There’s something ineffable about great reality television. Maybe because the best iterations of the genre often fall under the so-bad-it’s-good category, it’s hard to pin down the exact combination of good and bad required to make the greatest shows pop. You know it when you see it.
Netflix has recently ventured into manufacturing shticky and meme-friendly dating reality shows, like the (ridiculous) runaway hit Love Is Blind. That show is a kind of 90 Day Fiancé with a twist, in which contestants aren’t allowed to see each other before getting engaged, and they decide whether to actually get married (or not) at the end. Too Hot to Handle, the streaming giant’s latest entry, looks and talks more like Love Island, the UK dating show where a group of hot straight people are cloistered in a luxurious vacation house together and try out different couplings before ending up together (or not).

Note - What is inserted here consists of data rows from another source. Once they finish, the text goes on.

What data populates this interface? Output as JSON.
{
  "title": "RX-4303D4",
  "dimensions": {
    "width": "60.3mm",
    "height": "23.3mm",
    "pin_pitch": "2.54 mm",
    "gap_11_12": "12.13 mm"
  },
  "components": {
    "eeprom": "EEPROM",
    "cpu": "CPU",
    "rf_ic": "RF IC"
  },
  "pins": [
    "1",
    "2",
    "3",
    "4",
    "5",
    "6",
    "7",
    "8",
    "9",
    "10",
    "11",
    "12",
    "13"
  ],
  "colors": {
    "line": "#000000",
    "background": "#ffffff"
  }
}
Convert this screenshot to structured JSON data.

Except here — plot twist — contestants can’t have sex, or even kiss, because they have to focus on getting to know each other. Contestants who make it to the end get to split a $100,000 prize, but until then, the pot gets smaller every time one of them kisses without approval. An Alexa-like cone-shaped device named Lana polices their behavior, and they also wear watches that can greenlight a relationship and allow a couple to kiss.

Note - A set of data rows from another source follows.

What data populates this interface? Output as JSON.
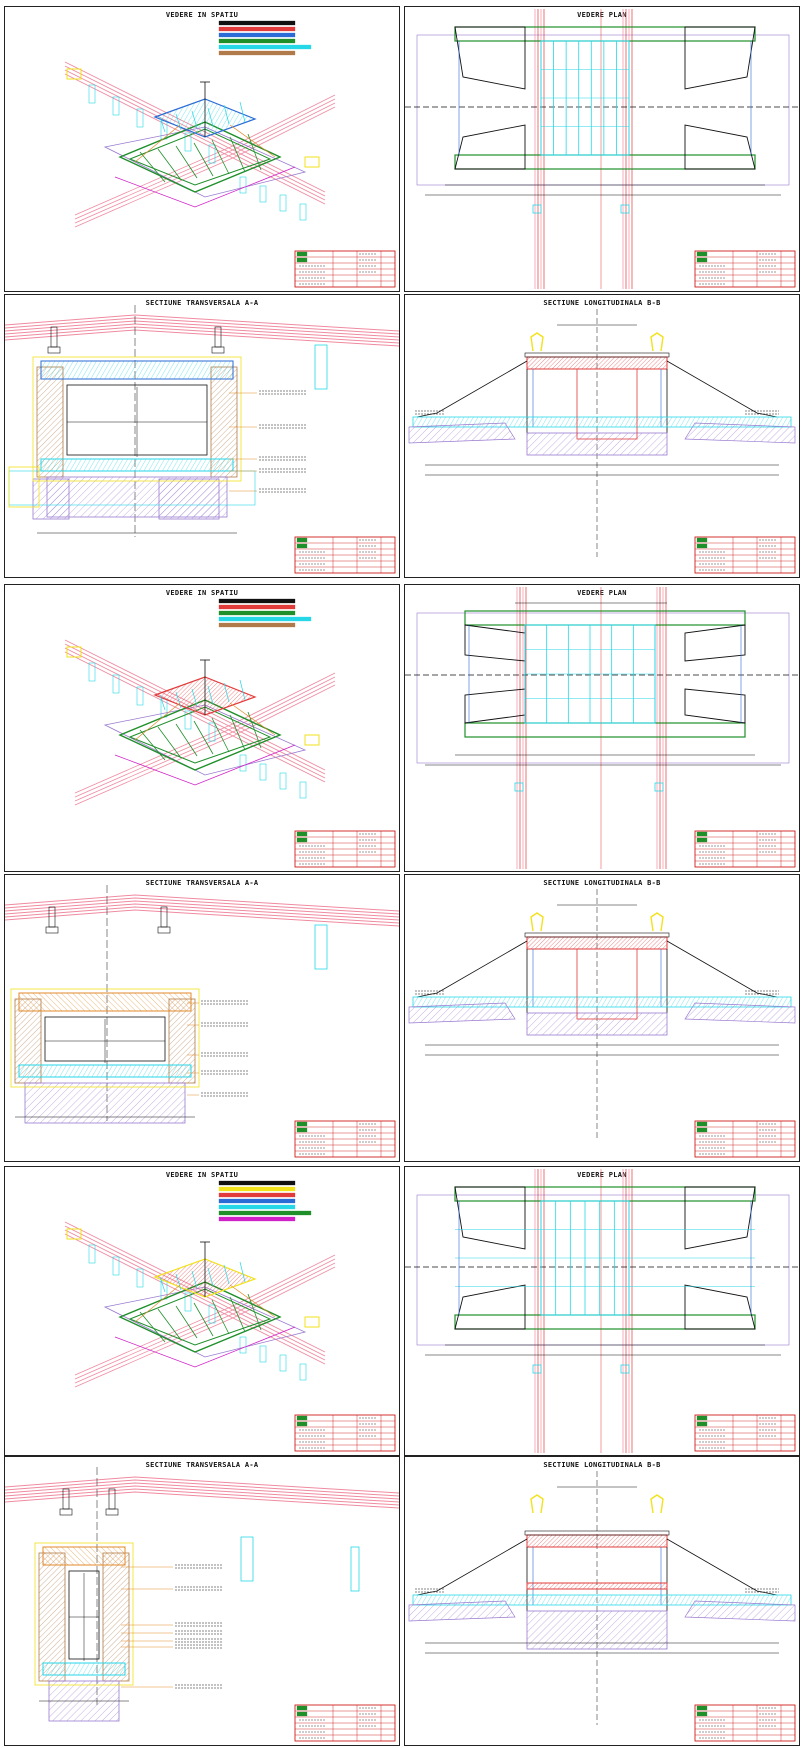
{
  "sheets": [
    {
      "id": "s1",
      "title": "VEDERE IN SPATIU",
      "kind": "iso",
      "variant": "a"
    },
    {
      "id": "s2",
      "title": "VEDERE PLAN",
      "kind": "plan",
      "variant": "a"
    },
    {
      "id": "s3",
      "title": "SECTIUNE TRANSVERSALA A-A",
      "kind": "transversal",
      "variant": "a"
    },
    {
      "id": "s4",
      "title": "SECTIUNE LONGITUDINALA B-B",
      "kind": "longitudinal",
      "variant": "a"
    },
    {
      "id": "s5",
      "title": "VEDERE IN SPATIU",
      "kind": "iso",
      "variant": "b"
    },
    {
      "id": "s6",
      "title": "VEDERE PLAN",
      "kind": "plan",
      "variant": "b"
    },
    {
      "id": "s7",
      "title": "SECTIUNE TRANSVERSALA A-A",
      "kind": "transversal",
      "variant": "b"
    },
    {
      "id": "s8",
      "title": "SECTIUNE LONGITUDINALA B-B",
      "kind": "longitudinal",
      "variant": "b"
    },
    {
      "id": "s9",
      "title": "VEDERE IN SPATIU",
      "kind": "iso",
      "variant": "c"
    },
    {
      "id": "s10",
      "title": "VEDERE PLAN",
      "kind": "plan",
      "variant": "c"
    },
    {
      "id": "s11",
      "title": "SECTIUNE TRANSVERSALA A-A",
      "kind": "transversal",
      "variant": "c"
    },
    {
      "id": "s12",
      "title": "SECTIUNE LONGITUDINALA B-B",
      "kind": "longitudinal",
      "variant": "c"
    }
  ],
  "colors": {
    "road": "#f08aa0",
    "rail": "#e23b3b",
    "green": "#1f8f2a",
    "cyan": "#26d7e8",
    "blue": "#2b6bd6",
    "yellow": "#f2e21b",
    "magenta": "#d020c8",
    "purple": "#9a7ad0",
    "orange": "#e08a2a",
    "brown": "#b07a4a",
    "black": "#111111",
    "frame": "#222222",
    "titleblock": "#cc0000"
  },
  "legend_colors": [
    [
      "#111111",
      "#e23b3b",
      "#2b6bd6",
      "#1f8f2a",
      "#26d7e8",
      "#b07a4a"
    ],
    [
      "#111111",
      "#e23b3b",
      "#1f8f2a",
      "#26d7e8",
      "#b07a4a"
    ],
    [
      "#111111",
      "#f2e21b",
      "#e23b3b",
      "#2b6bd6",
      "#26d7e8",
      "#1f8f2a",
      "#d020c8"
    ]
  ]
}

What could be more timely than a dating show with absolutely no sex, when we’re all social-distancing and single people can’t (physically) date or hook up? Too Hot to Handle can even be looked at as somewhat service-y softcore porn in these dire times — with its 10 hot castmates romping around barely clothed. But unfortunately, the rules of the game get in the way of any real fun, and the show never reaches the heights of petty drama or outrageousness — or, for that matter, the emotional depth — of truly good-bad reality television.
As with Love Is Blind, this show’s initial episodes setting up the gambit and introducing us to the characters are the best part. Too Hot to Handle begins with the contestants arriving at their tropical paradise and introducing themselves in confessionals as they mingle and size each other up.

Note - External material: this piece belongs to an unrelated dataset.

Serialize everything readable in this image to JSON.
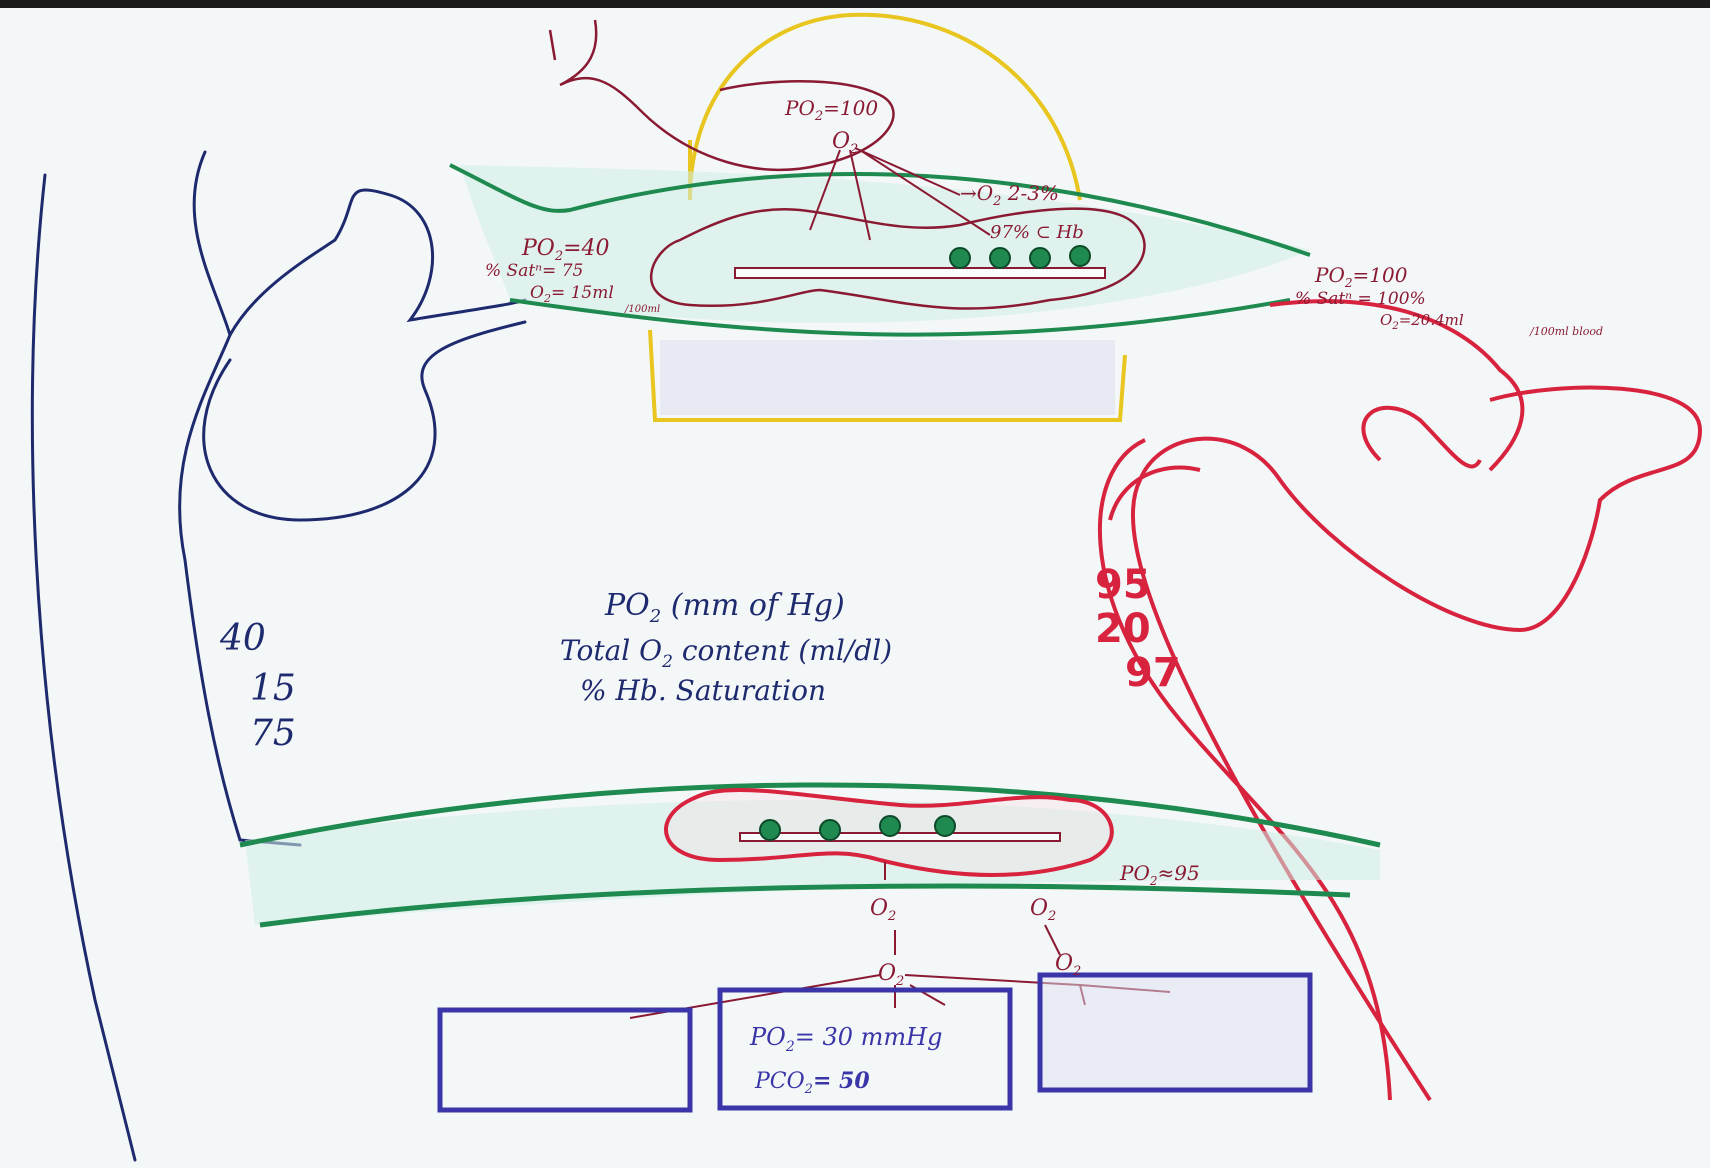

Some of the cast standouts are Sharron (my favorite), a black personal trainer who calls himself a feminist but also admits to taking women’s studies classes to help him attract women. (He also gives us crucial personal information, such as the claim that his penis photographs well next to an air freshener can.) There’s also Francesca, an Instagram model with hundreds of thousands of followers who tells us she doesn’t have to work hard to get guys, and Matthew, who calls himself a deep thinker because he questions monogamy.
As far as dating shows go, the cast is standard-issue Instagram-hot and fun to watch as they bask in their sexy paradise. That is, until Lana breaks the news that they aren’t allowed to have sex. It’s a premise that seems like the perfect setup to create interesting alliances or inspire petty squabbles, what with all the anxiety and pent-up pressure. Except, over the course of eight episodes, it never really pays off.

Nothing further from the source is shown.